Generative AI (GenAI) is transforming businesses in nearly every industry, and cybersecurity is no exception. As a $30 billion global IT services firm, NTT DATA is on the leading edge of harnessing generative AI while managing the risks.

I recently spoke with Nitin Bajaj, VP of Digital Offerings at NTT DATA, to learn how they are navigating this new technology. He provided keen insights on both the promise and perils of GenAI for cybersecurity professionals.

Securing GenAI Itself

Bajaj explained that NTT DATA has established a dedicated global GenAI office to develop strategies across the massive organization. Their first priority was instituting security governance for GenAI use. "We've established a GenAI security policy across all our operating companies that's been rapidly implemented," said Bajaj. This was crucial for getting ahead of ad hoc GenAI use that could quickly spiral out of control.

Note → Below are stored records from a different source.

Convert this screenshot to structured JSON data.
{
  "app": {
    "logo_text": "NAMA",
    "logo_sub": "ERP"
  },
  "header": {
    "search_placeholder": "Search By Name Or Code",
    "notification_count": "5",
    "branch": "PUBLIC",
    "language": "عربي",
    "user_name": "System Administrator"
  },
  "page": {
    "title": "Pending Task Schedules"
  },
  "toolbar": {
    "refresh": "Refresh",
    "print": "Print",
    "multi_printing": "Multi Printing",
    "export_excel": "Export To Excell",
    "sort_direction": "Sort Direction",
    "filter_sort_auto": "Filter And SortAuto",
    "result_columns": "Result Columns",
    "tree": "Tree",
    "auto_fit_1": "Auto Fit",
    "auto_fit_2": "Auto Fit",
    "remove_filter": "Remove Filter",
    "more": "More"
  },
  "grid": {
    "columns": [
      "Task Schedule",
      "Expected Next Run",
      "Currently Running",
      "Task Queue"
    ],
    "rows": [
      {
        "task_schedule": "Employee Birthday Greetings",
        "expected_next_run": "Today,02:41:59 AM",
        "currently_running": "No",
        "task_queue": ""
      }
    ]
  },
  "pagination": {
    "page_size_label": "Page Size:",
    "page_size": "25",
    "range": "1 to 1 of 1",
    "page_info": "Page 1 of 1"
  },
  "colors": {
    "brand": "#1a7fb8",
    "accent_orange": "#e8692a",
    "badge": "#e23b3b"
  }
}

With governance in place, NTT Data is judiciously opening access to public GenAI like ChatGPT. However, the long-term plan is to cultivate proprietary models tuned to their specific data and use cases. "Moving towards private implementations of what I call SLMs and MLMs — small and medium language models — that are trained on more specific data sets can be more reliable and provide a higher level of confidence," noted Bajaj.

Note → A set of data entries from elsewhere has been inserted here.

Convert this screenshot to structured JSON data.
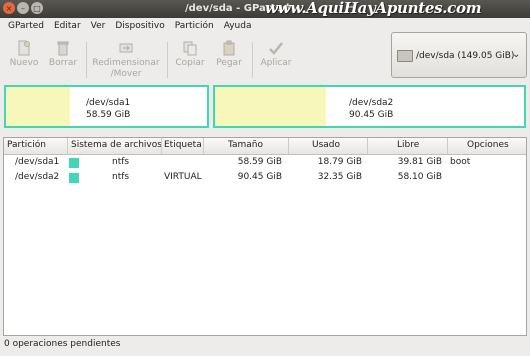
{
  "window": {
    "title": "/dev/sda - GParted",
    "watermark": "www.AquiHayApuntes.com",
    "buttons": [
      "×",
      "–",
      "□"
    ]
  },
  "menu": [
    "GParted",
    "Editar",
    "Ver",
    "Dispositivo",
    "Partición",
    "Ayuda"
  ],
  "toolbar": {
    "nuevo": "Nuevo",
    "borrar": "Borrar",
    "redimensionar_1": "Redimensionar",
    "redimensionar_2": "/Mover",
    "copiar": "Copiar",
    "pegar": "Pegar",
    "aplicar": "Aplicar"
  },
  "device": {
    "label": "/dev/sda  (149.05 GiB)",
    "chevron": "⌄"
  },
  "partition_map": [
    {
      "name": "/dev/sda1",
      "size": "58.59 GiB",
      "used_fraction": 0.32
    },
    {
      "name": "/dev/sda2",
      "size": "90.45 GiB",
      "used_fraction": 0.36
    }
  ],
  "columns": [
    "Partición",
    "Sistema de archivos",
    "Etiqueta",
    "Tamaño",
    "Usado",
    "Libre",
    "Opciones"
  ],
  "rows": [
    {
      "particion": "/dev/sda1",
      "fs": "ntfs",
      "etiqueta": "",
      "tamano": "58.59 GiB",
      "usado": "18.79 GiB",
      "libre": "39.81 GiB",
      "opciones": "boot"
    },
    {
      "particion": "/dev/sda2",
      "fs": "ntfs",
      "etiqueta": "VIRTUAL",
      "tamano": "90.45 GiB",
      "usado": "32.35 GiB",
      "libre": "58.10 GiB",
      "opciones": ""
    }
  ],
  "status": "0 operaciones pendientes",
  "colors": {
    "partition_ntfs": "#42d5b8",
    "used_space": "#f6f7b8"
  }
}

Augmenting Human-Led Security

ChatGPT may be adept at churning out marketing copy, but mission-critical cybersecurity requires more robust solutions. "Yes, you'll be able to reduce false positives because you're leveraging an AI model. But the number of threats and possible attacks will increase," warned Bajaj.

This is because cybercriminals have easy access to the same public GenAI systems. "Any of those actors has access to these tools. They're broadly available, so the plausibility of attacks becomes significantly higher," said Bajaj. GenAI could enable more sophisticated, highly targeted social engineering campaigns.

So, in the short term, GenAI may create more work for human analysts. "It will lead to more human intervention required to support the increasing number of attacks generated by GenAI," predicted Bajaj. Longer-term, customized AI models could help organizations get ahead of emerging threats.

Partnerships and Capabilities

Bajaj emphasized that partnerships will be crucial to build effective AI cybersecurity solutions. NTT DATA is collaborating with leading security vendors who are developing their own GenAI capabilities. "There's definitely going to be a partner angle to how we build out the security framework," said Bajaj.

NTT DATA has been working with MIT for five years on digital human avatars and conversational AI. These capabilities will eventually be powered by GenAI, but it will take rigorous testing first. "For an organization that's larger, we have to go through the process before we release it to market," explained Bajaj.

Securing Across Industries

Since NTT DATA serves Fortune 1000 companies worldwide, their cybersecurity solutions must be adaptable across sectors. "Cybersecurity threats generally tend to be more horizontal and less domain-specific," said Bajaj. "The security tenets remain fairly similar, whether you're improving the customer experience for transportation or deploying an application for hospital nursing services."

This allows for extensive reuse of strategies across engagements. Bajaj stated that collaboration "across regions, across clients" is crucial to rapidly build on successes.

The Way Forward

For all the risks, Bajaj affirmed that clients are hungry to harness GenAI, which was "the hottest topic" at a recent NTT DATA advisory board meeting. However, large organizations must lay the proper foundation. "It behooves us to build that governance framework, that security framework, and then test it out on ourselves before we test it out for clients," he said.

By taking a measured approach, NTT DATA aims to create GenAI solutions that are secure by design. This will allow them to fully transform business processes and client engagements. Bajaj summed it up: "Our focus on both digital transformation and managed services guides us towards value creation models that span that entire portfolio."

In the world of cybersecurity, generative AI is clearly a genie that cannot be put back in the bottle. As GenAI becomes further democratized, organizations must be proactive about security. 

With the right governance, testing, and trusted partnerships, GenAI can take cybersecurity to the next level. But it requires companies to evolve their strategies and skill sets — just as NTT DATA is doing today.